Ее страх постепенно отступал, она понемногу раскрепощалась. Она уже не сутулилась, не прятала глаза при встрече с Норманом. Улыбка, прежде месяцами не посещавшая ее губы, вновь появилась на ее лице при их общении. Какое-то значение здесь имело и то, что Норман служил во Франции. Она знала об этом. То обстоятельство, что он никогда не был на Восточном фронте, не воевал с ее соотечественниками, приглушило неприязнь Полины к нему, как к представителю враждебного народа.

Но несколько дней отпуска солдата быстро истекли и вновь наступили безрадостные недели и месяцы неволи. Гертруда вновь вернула Полину на тяжёлые работы. Однако теперь ее жизнь немного скрашивалось воспоминаниями о времени общения с Норманом, о его человечном отношении к ней.

Гертруда внимательно наблюдала за развитием отношений сына с русской работницей. Она не посвящала сына в свои планы, не форсировала события, так как поняла, что они могут реализоваться сами собой. Да, и пока сын служил в уже побеждённой Франции, она не особенно беспокоилась за его жизнь.

Шёл ещё только 43 год. Полине не знала, что происходит на фронтах на самом деле, и в оценках происходящего руководствовалась личными впечатлениями и своими прошлыми наблюдениями. Она помнила свою сожженную деревню, своими глазами видела поспешное отступление Красной Армии из Смоленска, и ей нетрудно было сейчас поверить в то, что немцы уже взяли Москву, Сталинград, Ленинград, как утверждали все в усадьбе Гертруды. Ей казалось, что все кончено и ее место здесь навсегда.

Шло время и воспоминания Полины о Нормане стали тускнеть. Приезд его в конце 43-го на лечение после тяжелого ранения она восприняла почти равнодушно. Во время карательной операции против французских партизан Норман попал под плотный миномётный обстрел и выжил одним из немногих. После нескольких операций в госпитале его отправили домой для восстановления здоровья. Выздоровление шло медленно, затянулось почти на три месяца. Гертруда приставила Полину к постели больного в качестве сиделки и санитарки.

Между тем в конце 43-го уже заговорили о неизбежном открытии Второго (Западного) фронта во Франции. Англия и США занимались подготовкой к высадке на побережье Нормандии. Гертруду это сильно обеспокоило. Смертельные риски для ее сына возрастали. Она попыталась комиссовать Нормана по ранению.
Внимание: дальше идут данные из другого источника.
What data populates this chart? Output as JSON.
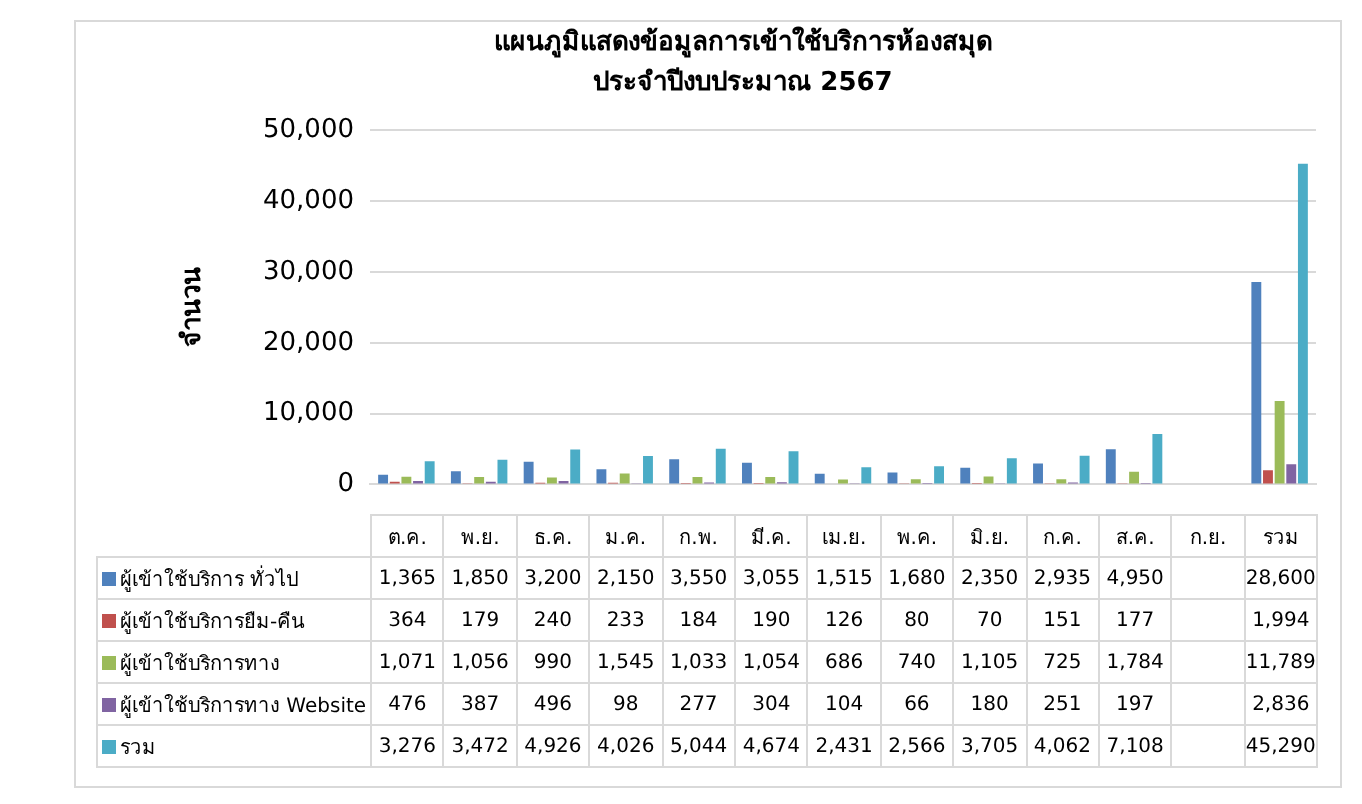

Но одновременно продолжала реализовывать свой план, связанный с рождением Полиной ребёнка от Нормана. Если сына не удастся комиссовать, то к моменту отъезда на фронт его сближение с Полиной должно привести к ожидаемому ею результату – зачатию ребёнка. И она всячески старалась этому содействовать, даже выделила Полине комнату в своём доме. И питались они теперь втроём за одним столом.

Постепенно поправляясь во многом стараниями Полины, Норман с увлечением занялся изучением русского языка, и, одновременно, обучением девушки немецкому. И она довольно скоро заговорила на нем и достаточно бегло. Параллельно он учил ее читать и писать. И первую фразу, которую он предложил ей скопировать печатными немецкими буквами, была: «их либе дих» – я тебя люблю.

Сближение между ними действительно произошло, причём, оно стало следствием искренних чувств с обеих сторон. В эти месяцы каждодневного общения Полина почти забыла, что она подневольная рабыня. Она была почти счастлива. Поэтому отъезд Нормана в свою часть она искренне и горько переживала. Матери не удалось комиссовать Нормана по ранению.

Первые сексуальные контакты влюблённых не дали результата. Понаблюдав несколько недель за Полиной на предмет беременности, разочарованная Гертруда вернула ее в общее помещение для работниц, и от работ по дому – снова к физическому труду на скотном дворе.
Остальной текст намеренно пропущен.